Kafamı geri atıp " Oğlum bana dediğini duymadın mı? İbne ne anasını satayım?" Diye bağırdım.

"Orada haklısın ,ama onun arkasında bir gerçeklik yoktur. Miray herkese öyle ağzına geleni der, takmaz. Hepimize oç,piç gibi kelimeler kullanır. Bu iki kişiyi idare etme mevzusu Remzi'yle Oğuz'sa? Çok pis yanılıyorsun. Onlar kardeş gibidirler."

Kafamı ellerimin arasına aldım ve hiçbir şey duymak istemediğim için kulaklarıma baskı yaptım. Neden bu hâlde olduğumu bilmiyorum, galiba vicdan azabı çekiyorum.

Fazla mı ağır konuştum ki? O alınmaz di mi? Kafama Melih'ten sonra daha fazla karıştı, ama tek bildiğim benimde erkeklik gururum var ve bu yaptığını yanına bırakmayacağımdı.

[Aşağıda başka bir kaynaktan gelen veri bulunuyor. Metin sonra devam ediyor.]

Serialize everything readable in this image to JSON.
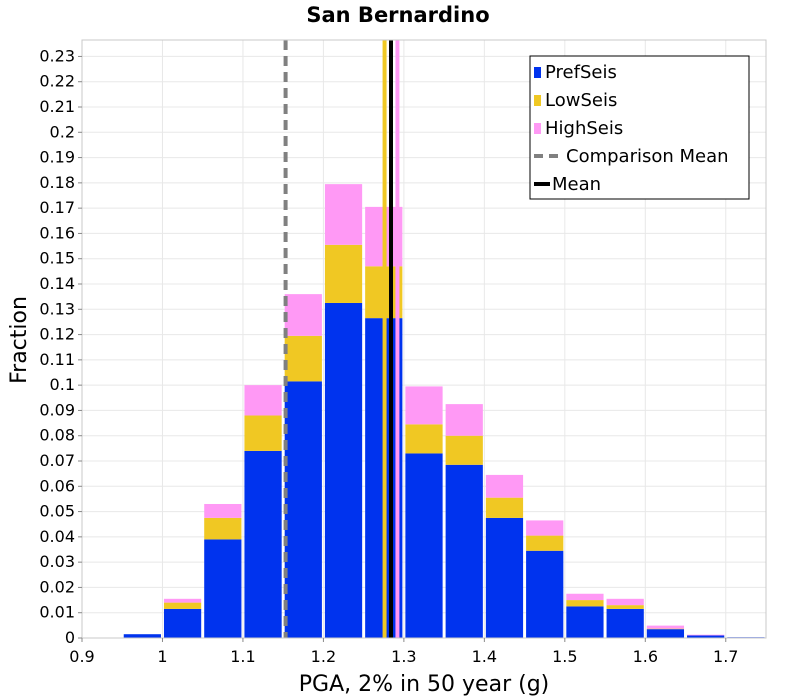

Kafamı kaldırdığımda Melih'in gittiğini gördüm, içeriden de sesler kesildiğine göre herkes gitmişti. Oturduğum yerden kalktım ve karakolun yolunu tuttum.

Bana tehditler yağdırmak neymiş gör bakalım Miray. Karakola vardığımda bir tane polis memurunu durdurdum.

"Şey ben birinden şikayetçi olmak istiyorum da, bana yardım eder misiniz?"

Sanki canım yanıyormuş gibi yüzümü ekşittim. Adam bana acıyıp eliyle giriş kapısının karşısındaki deri kaplı kapıyı gösterdi. Sağ ayağımı kullanılamayacak seviyedeymiş gibi göstermek için sekiyordum. Kapının yanındaki tabelada Komser Ahmet Çelik yazısı dikkatimi çekti. Yanımdaki polis memuru kapıyı çaldı. İçeriden "Gir" sesi geldiğinde yavaşça kapıyı açıp içeri girdik. Polis komser koltuğunda oturan adamın yanına gitti ve sessizce bir şey dedi.